«Il problema non è Di Maio», ma alcuni ministri del Movimento 5 Stelle. Archiviati, almeno per oggi, i venti di crisi, Matteo Salvini mette sul piatto le sue condizioni per continuare l’esperienza di governo: la “testa” di Danilo Toninelli ed Elisabetta Trenta, i ministri più indigesti alla Lega. Anche se nessuno pronuncia la parola “rimpasto”, trincerandosi dietro la formula «non ci interessano le poltrone», lo scricchiolio di sedie traballanti oltrepassa i possenti muri di Palazzo Chigi. Perché la pace armata tra i leader dei due partiti di governo, siglata dopo una giornata infuocata di insulti e provocazioni, passa attraverso un riequilibrio delle deleghe che rispecchi il mutamento dei rapporti di forza certificato dalle Europee. E oltre a Infrastrutture e Difesa, il Carroccio potrebbe pretendere anche un altro dicastero ritenuto d’intralcio alle politiche di crescita: l’Ambiente, attualmente guidato dal comandante dei Carabinieri forestali Sergio Costa.

Luigi Di Maio, che improvvisamente esclude una «crisi», convinto di poter trovare «come sempre un punto per continuare» l’alleanza con Salvini, sa che dovrà immolare qualcuno dei suoi sull’altare della nuova alleanza. «C’è un evidente e totale blocco sulle proposte, iniziative, opere, infrastrutture da parte alcuni ministri 5 stelle che fa male all’Italia», dice il capo della Lega, prima di circoscrivere il “problema”. «Ieri Toninelli (con centinaia di cantieri fermi) che blocca la Gronda di Genova, che toglierebbe migliaia di auto e di tir dalle strade genovesi; oggi il ministro Trenta che propone di mettere in mare altre navi della Marina, rischiando di attrarre nuove partenze e affari per gli scafisti», argomenta, presentando di fatto il conto a Di Maio. Ora tocca al capo politico decidere chi sacrificare.

La poltrona di Danilo Toninelli sembra la più traballante. Da tempo il ministro per le Infrastrutture appare isolato nel Movimento e commissariato dal collega Stefano Buffagni, sottosegretario agli Affari Regionali, fedelissimo di Di Maio. Per i grillini, e per la Lega, Toninelli non è all’altezza dei delicatissimi dossier che si accumulano sul suo tavolo, a cominciare da Autostrade. La sua vulnerabilità potrebbe spingere il capo M5S ad accettarne la sostituzione. Ma rimuovere Toninelli significa rimuovere le battaglie più connotanti del mondo pentastellato, come il No alla Tav, e dichiarare resa a Salvini. Non solo, rinnegare l’attuale ministro delle Infrastrutture, un tempo vicinissimo a Di Maio e “ingegnere” dei sistemi elettorali targati 5Stelle (indimenticabile il Toninellum), sarebbe come rinnegare il capo politico che lo ha voluto in squadra dopo la vittoria del 2018.
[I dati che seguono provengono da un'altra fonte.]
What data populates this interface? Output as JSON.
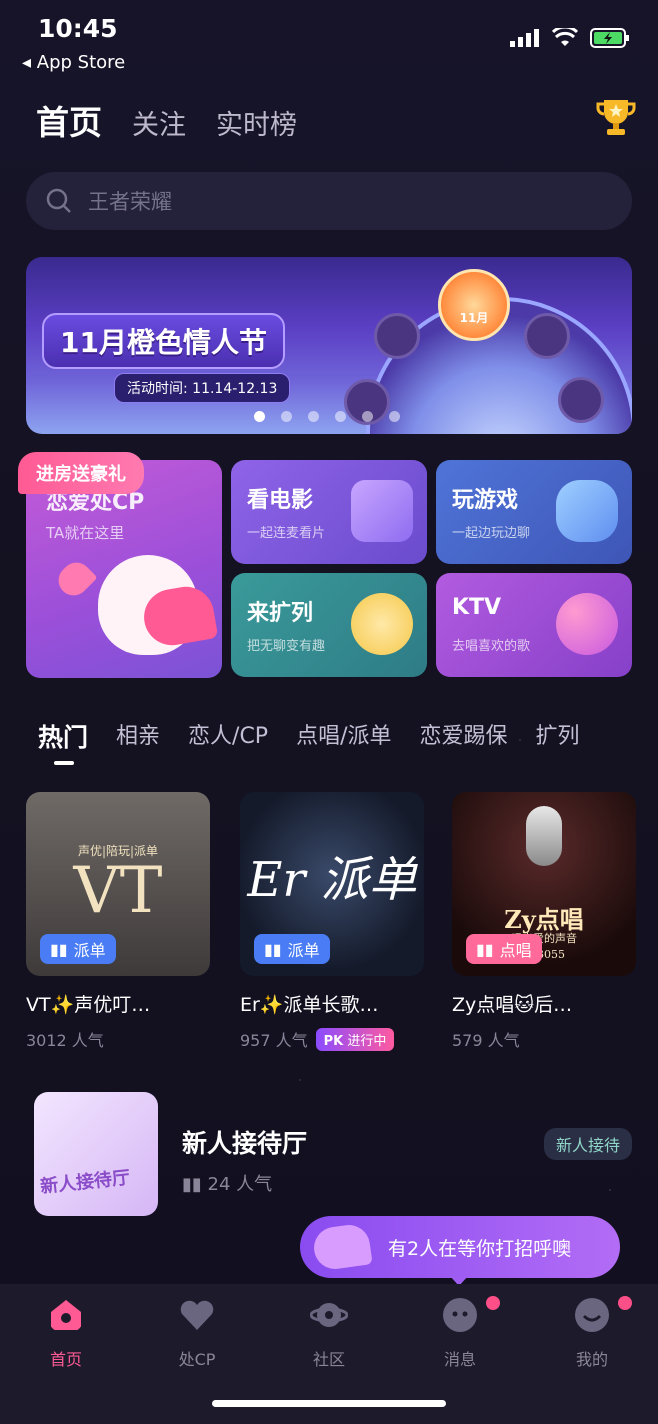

Ma se Toninelli rimane comunque a un passo dal trasloco, più complicata appare la rimozione della ministra Trenta, da mesi bersaglio privilegiato di Salvini per la differenza di vedute sulla questione migranti, a cominciare dall’ipotesi blocco navale, da Trenta liquidata come un impraticabile «atto di guerra». Di Maio dovrà convincere l’alleato a cambiare obiettivo, perché non avrebbe argomenti per far digerire ai suoi una capitolazione sulla Difesa.

Come complesso sarebbe chiedere un passo indietro a Sergio Costa, integerrimo ministro ecologista dell’Ambiente, apprezzato da gran parte della base pentastellata. A togliere le castagne dal fuoco al capo politico ci pensa per ora Giuseppe Conte, che ridimensiona aspirazioni leghiste. Di rimpasti non se ne parla, «quello che va assolutamente fatto è completare la squadra dei sottosegretari», dice il premier. Almeno fino a quando non si ricomincerà a minacciare la crisi.